Come on, they're just logos. They're nothing but a company's brand. I like Merion Publications' logo better than the two I stared at the other day (Apple and IBM). If you open a copy of your recent print issue of ADVANCE for Health Information Executives, you will see our logo at the bottom of page 4, next to the words "Merion Publications, Inc." It kind of looks like a tree with branches. What do you see? Does our logo make you more creative?

I used to work for a workers' compensation administrator in Valley Forge, Pa. Rumor had it that the company's logo was designed by the CEO's daughter on a spirograph toy one sunny summer afternoon.

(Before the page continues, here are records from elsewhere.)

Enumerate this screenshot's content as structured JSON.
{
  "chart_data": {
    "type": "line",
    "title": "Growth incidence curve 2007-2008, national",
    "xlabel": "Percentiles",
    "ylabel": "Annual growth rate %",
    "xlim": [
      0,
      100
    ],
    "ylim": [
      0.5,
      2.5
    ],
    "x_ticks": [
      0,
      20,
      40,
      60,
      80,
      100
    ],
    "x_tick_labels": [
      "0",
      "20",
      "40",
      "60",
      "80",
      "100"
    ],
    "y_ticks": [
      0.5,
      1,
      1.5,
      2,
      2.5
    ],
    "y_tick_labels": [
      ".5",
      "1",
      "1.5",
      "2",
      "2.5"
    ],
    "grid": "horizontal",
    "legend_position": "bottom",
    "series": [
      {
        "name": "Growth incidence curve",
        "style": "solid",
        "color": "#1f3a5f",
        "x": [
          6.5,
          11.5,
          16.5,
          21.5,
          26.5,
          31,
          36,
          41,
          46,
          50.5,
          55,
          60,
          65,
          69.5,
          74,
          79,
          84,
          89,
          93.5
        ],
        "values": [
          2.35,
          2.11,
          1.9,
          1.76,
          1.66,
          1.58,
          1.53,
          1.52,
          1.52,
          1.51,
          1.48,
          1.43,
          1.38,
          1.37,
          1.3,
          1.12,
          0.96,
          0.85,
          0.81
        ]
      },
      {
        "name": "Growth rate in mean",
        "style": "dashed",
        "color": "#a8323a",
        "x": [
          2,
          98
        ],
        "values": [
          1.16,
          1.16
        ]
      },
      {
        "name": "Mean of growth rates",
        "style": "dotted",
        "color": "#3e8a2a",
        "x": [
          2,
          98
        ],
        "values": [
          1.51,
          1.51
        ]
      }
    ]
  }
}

Last month, researchers at Duke University's Fuqua School of Business and Canada's University of Waterloo announced results of a study that determined that Apple's logo can make you more creative than IBM's logo can.

Professors Gavan J. Fitzsimons and Tanya L. Chartrand at Duke examined whether brand exposure elicits automatic behavioral effects as does exposure to social primes. Results from the research supposedly support the translation of these effects. Participants in the research showed more creative behavior after viewing the Apple rainbow logo than the IBM logo, after just 30 milliseconds of exposure. Also, participants in the research study who looked at Disney's branding and logo were more honest than when they viewed E! logo.

The hypothesis for the professor's research was that exposure to goal-relevant brands (i.e., representing a positive value characteristic) elicits behaviors that are goal-directed in nature.

According to a report in InformationWeek, the findings may stir up the debate about subliminal advertising, something that until recently was viewed as nothing more than a hoax.

Professor Chartrand told the technology magazine that, "what we found is that people who were subliminally primed to the Apple logo were more creative than people who had been subliminally primed to the IBM logo. The Apple logo was the old rainbow logo, not the current logo.

I have to tell you, I stared at the IBM and Apple logos, and I like IBM's better. I like how the lines run through the letters I, B and M. I was drawn to the IBM logo. I immediately thought of Big Blue, and felt like the company IBM had a strong corporate entity, because of its logo. In contrast, Apple's earlier rainbow logo made me feel like I wanted to kick back and take the rest of the afternoon off.

 

Do you feel more creative after looking at Apple's rainbow logo than after looking at IBM's logo? What about Merion Publications logo? Does ours make you feel more creative?

Take a look at them and tell me what you think.